Na mesma época, século XVI, surgiu a primeira forma de espartilho utilizada de forma a obter um perfil reto desde a zona do peito e do decote até à cintura, possuindo formas em V ou U. A sua estrutura era rígida devido aos materiais utilizados: madeira ou ossos de baleia. Ao contrário do espartilho esta primeira forma era parte do vestuário exterior, sendo ornamentado de acordo. Apesar de sair de moda durante algum tempo, quando o vestuário se tornou rígido novamente o espartilho reapareceu, desta vez com a missão de realçar o peito das senhoras e forçar a silhueta de ampulheta ao seu corpo. Este já pertencia ao vestuário interior, sendo necessário para o uso de vestidos da época e continuava a utilizar tiras de ossos de baleia para manter a sua estrutura afunilada. Como a maioria das mulheres possuía uma forma bastante diferente da imposta pelo seu espartilho, estes provocavam lesões na pele, fraturas nas costelas ou até danos internos aos órgãos nos piores cenários (Pendergast & Pendergast, 2004). O constrangimento do tronco provocava grande desconforto e até dificuldade de respirar, porém eram considerados essenciais para corresponderem aos padrões de beleza da época.

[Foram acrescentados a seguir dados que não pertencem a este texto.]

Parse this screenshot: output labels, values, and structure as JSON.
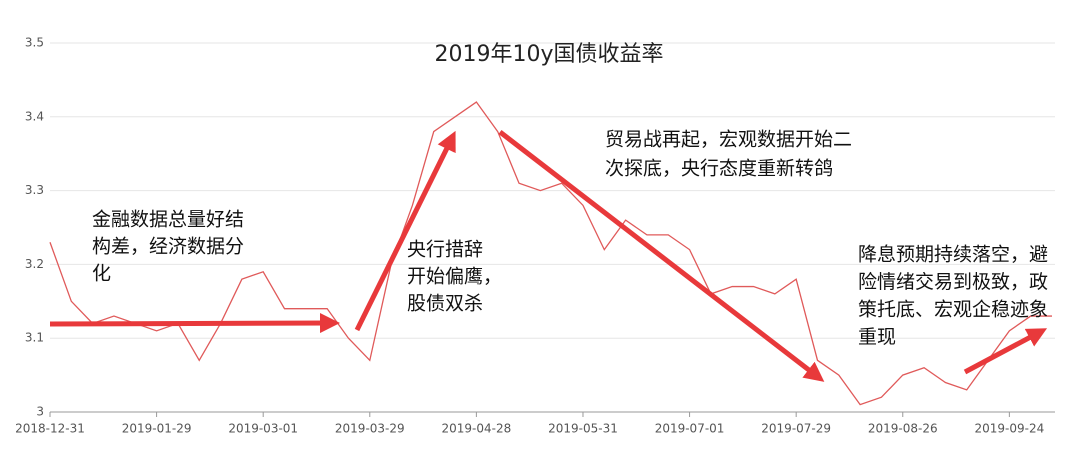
{
  "chart_data": {
    "type": "line",
    "title": "2019年10y国债收益率",
    "categories": [
      "2018-12-31",
      null,
      null,
      null,
      null,
      "2019-01-29",
      null,
      null,
      null,
      null,
      "2019-03-01",
      null,
      null,
      null,
      null,
      "2019-03-29",
      null,
      null,
      null,
      null,
      "2019-04-28",
      null,
      null,
      null,
      null,
      "2019-05-31",
      null,
      null,
      null,
      null,
      "2019-07-01",
      null,
      null,
      null,
      null,
      "2019-07-29",
      null,
      null,
      null,
      null,
      "2019-08-26",
      null,
      null,
      null,
      null,
      "2019-09-24",
      null,
      null
    ],
    "series": [
      {
        "color": "#e05a5a",
        "values": [
          3.23,
          3.15,
          3.12,
          3.13,
          3.12,
          3.11,
          3.12,
          3.07,
          3.12,
          3.18,
          3.19,
          3.14,
          3.14,
          3.14,
          3.1,
          3.07,
          3.2,
          3.28,
          3.38,
          3.4,
          3.42,
          3.38,
          3.31,
          3.3,
          3.31,
          3.28,
          3.22,
          3.26,
          3.24,
          3.24,
          3.22,
          3.16,
          3.17,
          3.17,
          3.16,
          3.18,
          3.07,
          3.05,
          3.01,
          3.02,
          3.05,
          3.06,
          3.04,
          3.03,
          3.07,
          3.11,
          3.13,
          3.13
        ]
      }
    ],
    "ylim": [
      3,
      3.5
    ],
    "yticks": [
      3,
      3.1,
      3.2,
      3.3,
      3.4,
      3.5
    ],
    "grid": true,
    "annotations": [
      [
        "金融数据总量好结",
        "构差，经济数据分",
        "化"
      ],
      [
        "央行措辞",
        "开始偏鹰，",
        "股债双杀"
      ],
      [
        "贸易战再起，宏观数据开始二",
        "次探底，央行态度重新转鸽"
      ],
      [
        "降息预期持续落空，避",
        "险情绪交易到极致，政",
        "策托底、宏观企稳迹象",
        "重现"
      ]
    ]
  }
}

Colocando de parte os exemplos históricos, é possível denotar atualmente o uso de vestuário e calçado extremo, criando afirmações sobre a mulher e o feminino inseridos na sociedade contemporânea. Apesar do seu aspeto atraente, é ao mesmo tempo intrigante e inesperado, transferindo estas características para o seu utilizador e criando uma espécie de performance para os outros. Existe uma transição do normal para o extraordinário, destacando-se dos demais. O calçado, tal como os restantes itens de moda, encontra-se carregado de significados, escolhendo a mulher o par que se adequa mais à persona social que esta quer criar. Porém, relacionam-se diretamente com a pele da utilizadora, criam uma relação de maior proximidade relativamente a outras peças de vestuário. Posto isto, existe uma relação emocional entre a utilizadora e o seu calçado, a escolha de um par novo é um processo intimo (Catalini, 2015). O desejo de utilizar e exibir algo fora do comum, que suscite interesse, que quebre convenções, sempre foi um dos motores da moda, incentivando à constante inovação e à constante atualização dos consumidores. Na história recente, o calçado extremo tem sido criado e produzido principalmente de forma a demonstrar a criatividade do designer. São como esculturas vestíveis, que seduzem e dão poder a quem os utiliza, satisfazendo as suas fantasias e escapando à realidade (Catalini, 2015). São criados para marcar a diferença, se bem que

dentro do socialmente aceitável, fazer o utilizador se destacar e sobretudo fazê-lo sentir-se especial.

Apenas alguns exemplos são suficientes de forma a perceber que o ser humano, principalmente a mulher, está disposto a grandes sacrifícios em prol do sentimento de pertença e adequação, bem como a distinção positiva, a realização das suas fantasias. Porém, não é respondido o porquê de optarem por itens que colocam a sua saúde em risco, e em especial, porquê o salto alto ser o objeto prominente para esta manifestação. Resta investigar as motivações para este tipo de adoção de indumentária.